API / Backend

SwimSpace API

Hand it a swim — "100 Free", 1:02.34 — and it tells you what that time already qualifies for, and exactly how much you have left to chase the next cut.

The Idea

Qualifying standards started out hardcoded inside the SwimSpace app. Every new LSC meant editing the same data in about five different places in Swift — the standard loader, the lookup service, and the region lists in both the times and goals screens. That was fine for one state. It was never going to scale to fifty-nine.

So I pulled the cuts out of the app entirely and into their own service. It's the least glamorous problem in SwimSpace, and also the one that actually decides whether the app is useful to a swimmer outside Illinois. The database now covers nine LSCs — USA, Illinois, Indiana, Iowa, Wisconsin, Hawaii, Pacific, San Diego-Imperial, and Florida Gold Coast — and I'm adding more as I get to their standards.

What I Built

The endpoint I actually built this for is /v1/check. Give it an LSC, a swimmer's age and gender, an event, and a time, and instead of dumping a table of cuts back at you, it grades the swim: every standard that time already clears, and the next one up with the exact gap left to close. Clear everything your home LSC publishes and it keeps going — into Zone Sectionals, then Futures — instead of just stopping at "qualified."

Everything else is in service of that one endpoint: /v1/lscs lists what's covered, /v1/standards returns a full table for an LSC/age/gender/course, and /v1/compare lines up standards across LSCs side by side. It's all built on FastAPI, with a Python pipeline behind it that turns each LSC's published PDF into the validated JSON the API actually serves.

"The boring data problem was the whole product."

Process

I assumed I'd write one parser and point it at every LSC's PDF. That lasted about a day. Every LSC lays its standards out differently — different tiers, different column layouts, different ways of grouping ages — so there's no single format to target. I ended up writing a separate extractor per LSC instead — extract_iowa.py, extract_hawaii.py, extract_wisconsin_lc.py, and so on — each one adapted to how that LSC happens to publish its numbers.
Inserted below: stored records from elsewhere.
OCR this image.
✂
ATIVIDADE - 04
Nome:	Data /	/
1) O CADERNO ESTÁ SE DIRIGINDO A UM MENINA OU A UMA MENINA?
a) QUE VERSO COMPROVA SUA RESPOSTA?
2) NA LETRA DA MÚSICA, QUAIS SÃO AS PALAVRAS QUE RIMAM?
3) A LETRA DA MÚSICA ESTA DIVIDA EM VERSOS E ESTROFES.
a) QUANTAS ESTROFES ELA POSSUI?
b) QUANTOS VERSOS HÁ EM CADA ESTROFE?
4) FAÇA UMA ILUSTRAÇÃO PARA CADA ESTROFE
Some of those PDFs don't even have a text layer — they're scanned images, so a normal parser gets nothing back. Those need OCR first: rendering the page to an image and running it through Tesseract before any text extraction can start. And the PDFs themselves publish age groups ("11-12"), while the app needs a standard for every single age, so the pipeline expands each group out to individual ages 6 through 18. A validation step, build_cuts.py, checks every one of those specs and merges them into cuts.json — which has to come out byte-identical across three places: the iOS app bundle, the website, and this API. Keeping those three in sync without drifting apart is its own constraint I had to design around.

What I Learned

Building the app, a bug is usually obvious — something looks wrong on screen and I fix it. Bad data here is quiet. If an extractor misreads one number, a swimmer just sees the wrong cut and has no reason to doubt it. That's the real reason build_cuts.py validates every spec instead of trusting whatever the parser handed back.

FastAPI itself was the easy part — I'm not going to pretend otherwise. What actually took the time was that this data is published for a person to read off a PDF, not for a program to parse, and every LSC does it a little differently. And because I'm the swimmer this is for, I know what I'd actually want to ask a cuts table — not "show me every standard," but "what does this time mean, and what's next" — which is why /v1/check exists instead of just a bigger data dump.